12 novembre 1918. L’armistice est signé, Augustin peut quitter son camp de prisonniers et rentrer chez lui. Revoir Geneviève, enfin. Sa femme, qui vit dans leur petit village des Pyrénées, avec Louisa, la bonne, et Firmin. Tout près de chez Félicien, le cousin de Geneviève, qui, avant, fréquentait Matisse et le Tout-Paris. Mais c’était avant. Avant la guerre et les éclats d’obus. Les salons parisiens, plus la peine d’y penser quand on est une gueule cassée. Geneviève n’est pas là pour voir Augustin revenir, un jour de neige. Elle n’est pas loin, pourtant : à deux pas de la maison ; à six pieds sous terre. A peine sorti de l’horreur, Augustin y replonge. Celle qui lui avait donné la force, dans ses lettres, d’y croire encore, n’est plus de ce monde. Avoir survécu pour découvrir cela, quelle ironie… La mort de sa femme n’est d’ailleurs pas la seule chose qu’Augustin découvrira à son retour.

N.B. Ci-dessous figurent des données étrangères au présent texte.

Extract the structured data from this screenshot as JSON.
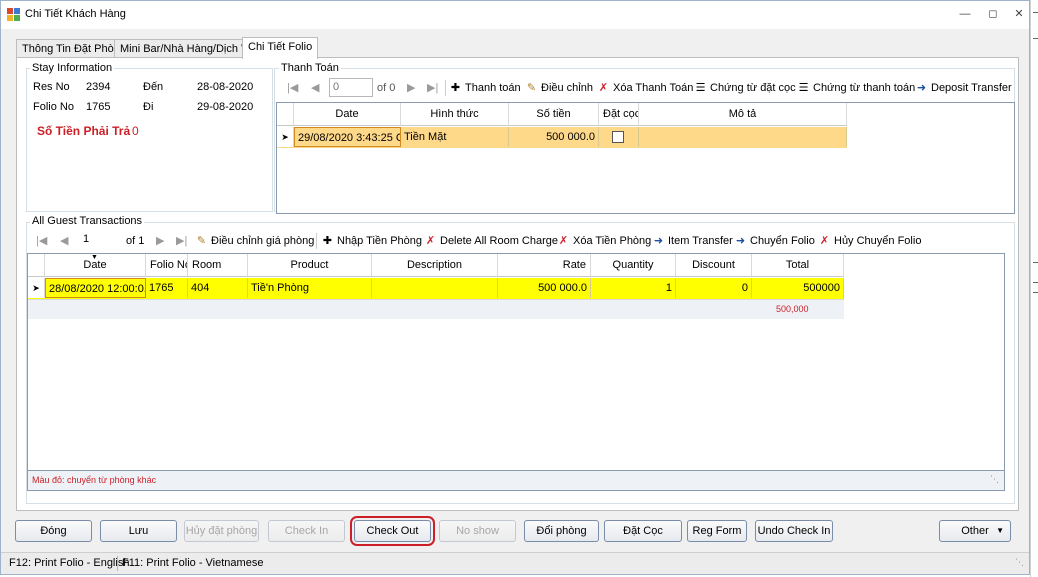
{
  "window": {
    "title": "Chi Tiết Khách Hàng"
  },
  "tabs": [
    "Thông Tin Đặt Phòng",
    "Mini Bar/Nhà Hàng/Dịch Vụ",
    "Chi Tiết Folio"
  ],
  "stay_info": {
    "title": "Stay Information",
    "res_no_label": "Res No",
    "res_no": "2394",
    "folio_no_label": "Folio No",
    "folio_no": "1765",
    "arrive_label": "Đến",
    "arrive_date": "28-08-2020",
    "depart_label": "Đi",
    "depart_date": "29-08-2020",
    "amount_due_label": "Số Tiền Phải Trả",
    "amount_due": "0"
  },
  "payment": {
    "title": "Thanh Toán",
    "pager": {
      "current": "0",
      "of": "of 0"
    },
    "toolbar": [
      "Thanh toán",
      "Điều chỉnh",
      "Xóa Thanh Toán",
      "Chứng từ đặt cọc",
      "Chứng từ thanh toán",
      "Deposit Transfer"
    ],
    "columns": [
      "Date",
      "Hình thức",
      "Số tiền",
      "Đặt cọc",
      "Mô tả"
    ],
    "rows": [
      {
        "date": "29/08/2020 3:43:25 CH",
        "method": "Tiền Mặt",
        "amount": "500 000.0",
        "deposit": false,
        "description": ""
      }
    ]
  },
  "transactions": {
    "title": "All Guest Transactions",
    "pager": {
      "current": "1",
      "of": "of 1"
    },
    "toolbar": [
      "Điều chỉnh giá phòng",
      "Nhập Tiền Phòng",
      "Delete All Room Charge",
      "Xóa Tiền Phòng",
      "Item Transfer",
      "Chuyển Folio",
      "Hủy Chuyển Folio"
    ],
    "columns": [
      "Date",
      "Folio No",
      "Room",
      "Product",
      "Description",
      "Rate",
      "Quantity",
      "Discount",
      "Total"
    ],
    "rows": [
      {
        "date": "28/08/2020  12:00:0...",
        "folio_no": "1765",
        "room": "404",
        "product": "Tiề'n Phòng",
        "description": "",
        "rate": "500 000.0",
        "quantity": "1",
        "discount": "0",
        "total": "500000"
      }
    ],
    "summary_total": "500,000",
    "note": "Màu đỏ: chuyển từ phòng khác"
  },
  "buttons": [
    {
      "label": "Đóng",
      "enabled": true
    },
    {
      "label": "Lưu",
      "enabled": true
    },
    {
      "label": "Hủy đặt phòng",
      "enabled": false
    },
    {
      "label": "Check In",
      "enabled": false
    },
    {
      "label": "Check Out",
      "enabled": true,
      "highlighted": true
    },
    {
      "label": "No show",
      "enabled": false
    },
    {
      "label": "Đổi phòng",
      "enabled": true
    },
    {
      "label": "Đặt Cọc",
      "enabled": true
    },
    {
      "label": "Reg Form",
      "enabled": true
    },
    {
      "label": "Undo Check In",
      "enabled": true
    },
    {
      "label": "Other",
      "enabled": true
    }
  ],
  "status_bar": [
    "F12: Print Folio - English",
    "F11: Print Folio - Vietnamese"
  ],
  "colors": {
    "selected_row": "#ffff00",
    "payment_row": "#ffd98a",
    "alert_red": "#cc1f27",
    "highlight_border": "#cc1f27"
  }
}
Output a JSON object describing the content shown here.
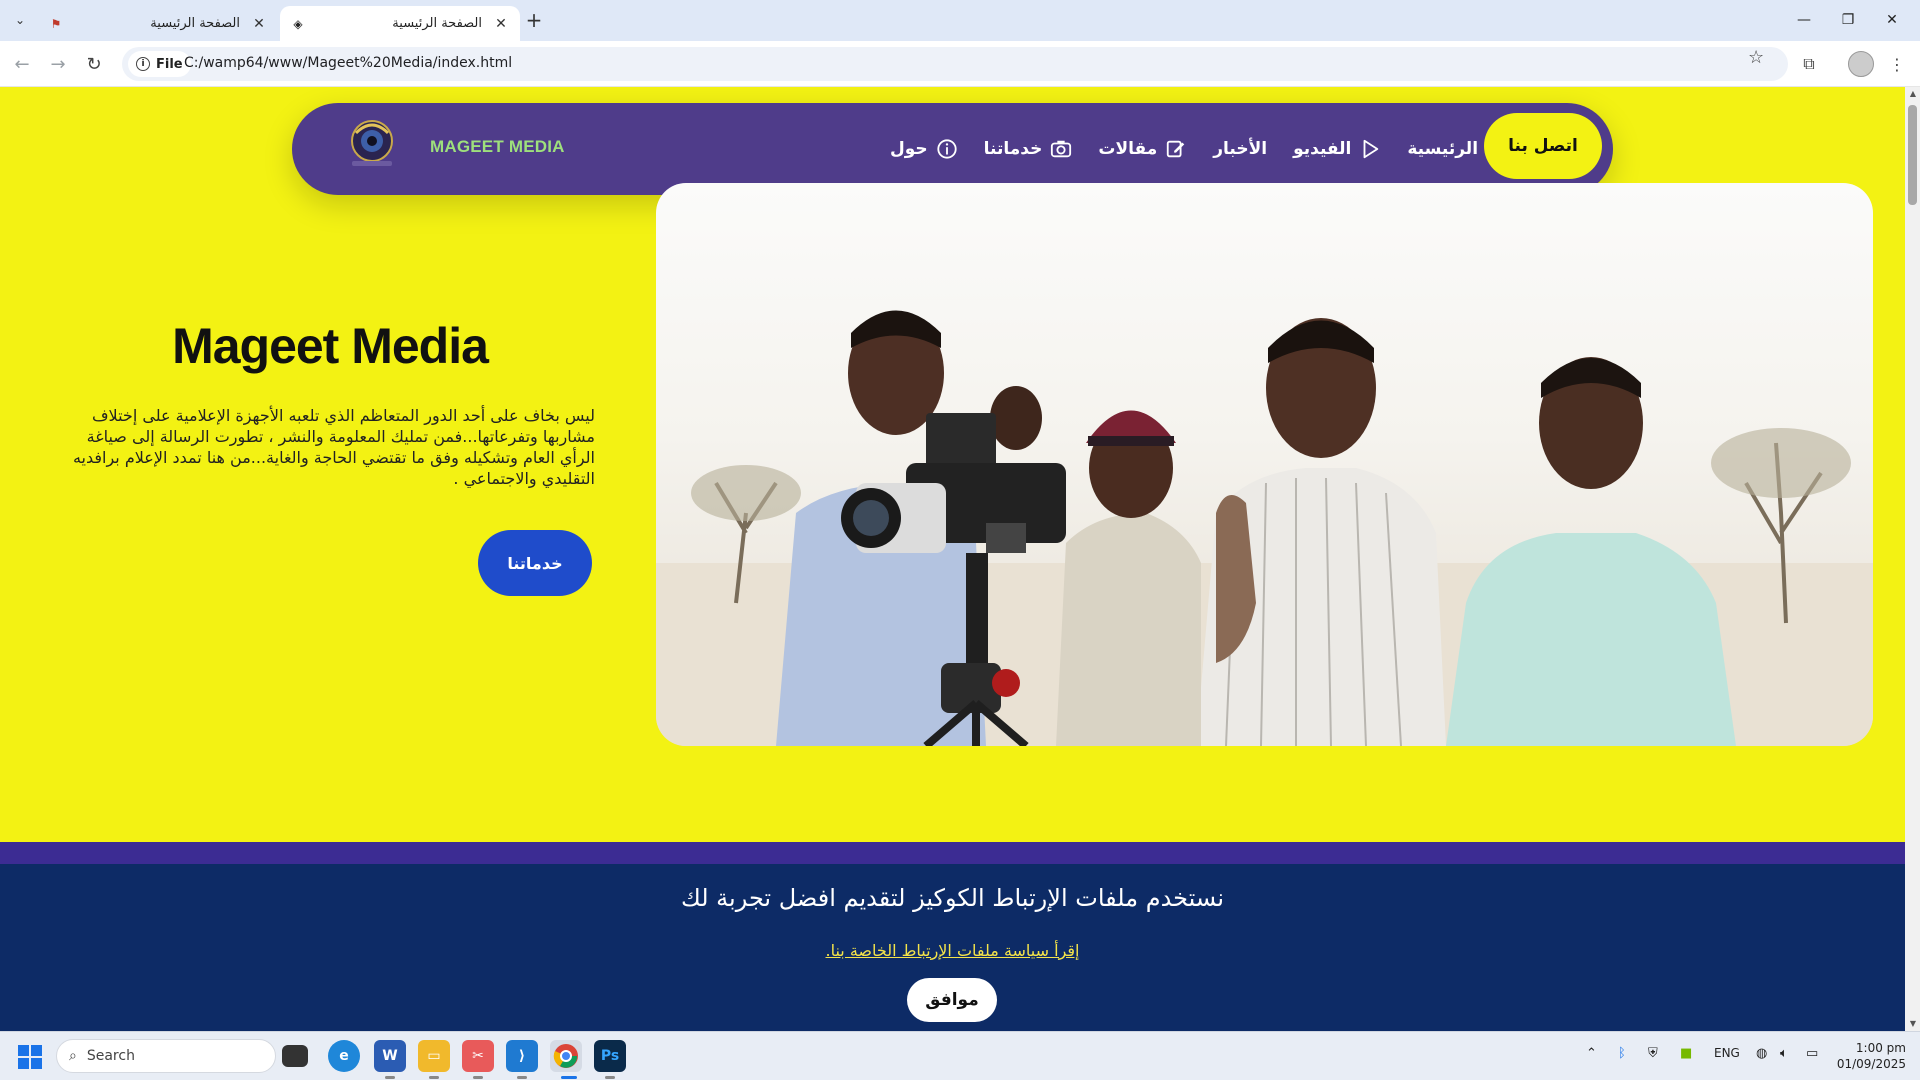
{
  "browser": {
    "tabs": [
      {
        "title": "الصفحة الرئيسية",
        "active": false
      },
      {
        "title": "الصفحة الرئيسية",
        "active": true
      }
    ],
    "site_chip": "File",
    "url": "C:/wamp64/www/Mageet%20Media/index.html"
  },
  "nav": {
    "brand": "MAGEET MEDIA",
    "items": [
      {
        "label": "الرئيسية",
        "icon": "graduation-cap-icon"
      },
      {
        "label": "الفيديو",
        "icon": "play-icon"
      },
      {
        "label": "الأخبار",
        "icon": ""
      },
      {
        "label": "مقالات",
        "icon": "edit-icon"
      },
      {
        "label": "خدماتنا",
        "icon": "camera-icon"
      },
      {
        "label": "حول",
        "icon": "info-icon"
      }
    ],
    "contact": "اتصل بنا"
  },
  "hero": {
    "title": "Mageet Media",
    "text": "ليس بخاف على أحد الدور المتعاظم الذي تلعبه الأجهزة الإعلامية على إختلاف مشاربها وتفرعاتها...فمن تمليك المعلومة والنشر ، تطورت الرسالة إلى صياغة الرأي العام وتشكيله وفق ما تقتضي الحاجة والغاية...من هنا تمدد الإعلام برافديه التقليدي والاجتماعي .",
    "button": "خدماتنا"
  },
  "cookie": {
    "message": "نستخدم ملفات الإرتباط الكوكيز لتقديم افضل تجربة لك",
    "link": "إقرأ سياسة ملفات الإرتباط الخاصة بنا.",
    "button": "موافق"
  },
  "taskbar": {
    "search_placeholder": "Search",
    "lang": "ENG",
    "time": "1:00 pm",
    "date": "01/09/2025"
  },
  "colors": {
    "page_bg": "#f3f213",
    "nav_bg": "#4f3c8a",
    "brand": "#9ee07c",
    "hero_button": "#1f4ccb",
    "cookie_bg": "#0d2b66",
    "cookie_link": "#f3e34a"
  }
}
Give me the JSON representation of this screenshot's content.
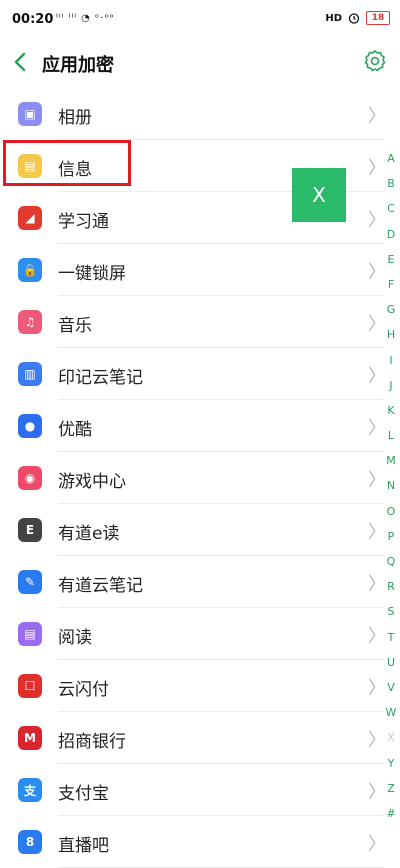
{
  "status_bar": {
    "time": "00:20",
    "left_indicators": "ᴵᴵˡ ᴵᴵˡ ◔ ᵒ·ᵒᵒ",
    "hd_label": "HD",
    "battery": "18"
  },
  "header": {
    "title": "应用加密"
  },
  "apps": [
    {
      "label": "相册",
      "color": "#8a8ef0"
    },
    {
      "label": "信息",
      "color": "#f4c94a"
    },
    {
      "label": "学习通",
      "color": "#e23a2c"
    },
    {
      "label": "一键锁屏",
      "color": "#2d8ef0"
    },
    {
      "label": "音乐",
      "color": "#ee5a7a"
    },
    {
      "label": "印记云笔记",
      "color": "#3d7cf0"
    },
    {
      "label": "优酷",
      "color": "#2d6ef0"
    },
    {
      "label": "游戏中心",
      "color": "#f04a6a"
    },
    {
      "label": "有道e读",
      "color": "#444444"
    },
    {
      "label": "有道云笔记",
      "color": "#2a7af0"
    },
    {
      "label": "阅读",
      "color": "#9a6cf0"
    },
    {
      "label": "云闪付",
      "color": "#e0302c"
    },
    {
      "label": "招商银行",
      "color": "#d9262c"
    },
    {
      "label": "支付宝",
      "color": "#2a8ef0"
    },
    {
      "label": "直播吧",
      "color": "#2a7af0"
    }
  ],
  "chevron": "〉",
  "overlay_button": "X",
  "alpha_index": [
    "A",
    "B",
    "C",
    "D",
    "E",
    "F",
    "G",
    "H",
    "I",
    "J",
    "K",
    "L",
    "M",
    "N",
    "O",
    "P",
    "Q",
    "R",
    "S",
    "T",
    "U",
    "V",
    "W",
    "X",
    "Y",
    "Z",
    "#"
  ],
  "colors": {
    "accent": "#2ba05a",
    "highlight": "#e11b22",
    "overlay_green": "#2bba6a"
  }
}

Mais on ne dévoilera pas ici la découverte tardive d’Augustin. Si elle donne encore plus de force à l’album, elle n’en est d’ailleurs pas la pièce maîtresse. Le Sang des valentines est un ouvrage tout simplement superbe, d’une construction subtile (de souvenirs en récits imbriqués), totalement maîtrisée. On avance lentement dans cette histoire d’un retour de l’enfer, où il n’y a pas à proprement parler d’intrigue. Il y a des vies, c’est beaucoup mieux. La guerre, bien sûr, est présente en toile de fond, mais elle n’est qu’un contexte parmi d’autres pour parler de solitude, d’illusions, de regrets, d’amertume, de folie douce. La qualité de l’écriture le dispute à la beauté des dessins. Chaque vignette est un tableau, une œuvre d’art forte, expressive. Christian De Metter excelle à traduire les émotions des personnages, qui deviennent parfois plus vrais que nature. L’originale contribution de Catel (les lettres illustrées que Geneviève envoie à Augustin, ces fameuses «valentines»), au style graphique si différent, apporte une touche légère et onirique à ce récit très sombre. La superposition de ces deux «pattes» aurait pu gâcher l’ensemble, il n’en est rien : elle le rehausse au contraire. Le Sang des valentines est de ces albums dont on sait, une fois refermés, qu’on les relira souvent. A ranger au rayon «C», comme chef-d’œuvre.